We demonstrated that presumably virus-free cells from the germfree ALBM-2 mouse undergo “spontaneous” neoplastic conversions in vitro. With these cells we showed that a shift from diploidy to heteroploidy is not essential for spontaneous neoplastic conversion in vitro, that the neoplastic cells under the culture conditions used are less adherent to surface substrate than control non-neoplastic cells, and that the growth-pattern change associated with neoplastic conversion may result from a loss of surface-substrate dependency rather than from the hypothetical loss of contact inhibition of mitosis. We extended the serum effect on neoplastic conversion to these presumably virus-free cells.
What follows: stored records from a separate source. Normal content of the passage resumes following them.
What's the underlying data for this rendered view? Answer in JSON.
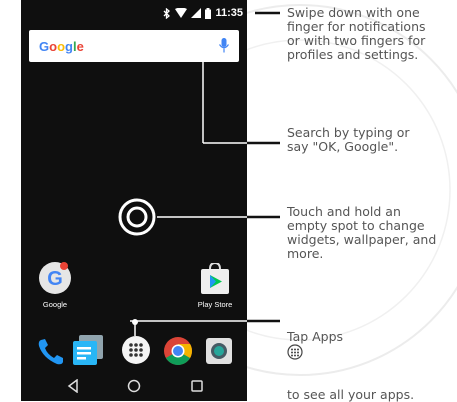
{
  "statusbar": {
    "time": "11:35"
  },
  "search": {
    "logo": "Google",
    "mic_icon": "microphone-icon"
  },
  "apps": [
    {
      "label": "Google",
      "icon": "google-app-icon"
    },
    {
      "label": "Play Store",
      "icon": "play-store-icon"
    }
  ],
  "dock": [
    "phone-icon",
    "messages-icon",
    "apps-launcher-icon",
    "chrome-icon",
    "camera-icon"
  ],
  "navbar": [
    "back-icon",
    "home-icon",
    "recents-icon"
  ],
  "callouts": {
    "notifications": "Swipe down with one\nfinger for notifications\nor with two fingers for\nprofiles and settings.",
    "search": "Search by typing or\nsay \"OK, Google\".",
    "touch": "Touch and hold an\nempty spot to change\nwidgets, wallpaper, and\nmore.",
    "apps_prefix": "Tap Apps",
    "apps_suffix": "to see all your apps."
  },
  "colors": {
    "screen": "#0f0f0f",
    "callout_text": "#555555",
    "accent": "#4285f4"
  }
}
In addition to delaying neoplastic conversion, fetal calf serum (FCS) as compared with horse serum (HS) reduced the percentage of lines converted and increased the latent periods for development of tumors from the cells in vivo. By applying cytologic criteria of neoplastic conversion, we made diagnoses that were 100% consistent with results of in vivo assay. Electron microscope studies showed that the cytoplasmic basophilia in the neoplastic cells was associated with more numerous ribosomes than in non-neoplastic control cells, even when cell populations were increasing at similar rates. As observed earlier, the neoplastic cells increased in glycolytic capacity, with a reduced susceptibility to a glycolytic inhibitor, and had a slightly higher saturation density than non-neoplastic controls, although saturation density increased with time in culture. We extended to embryo cells the observation, made previously on adult and neonatal mouse cells, that alkaline phosphatase activity declines during long-term culture, whereas high acid phosphatase activity is maintained. Changes in arginase activity were not directly related to neoplastic change, but the activity declined in the cells on HS supplement and was maintained in cells on FCS.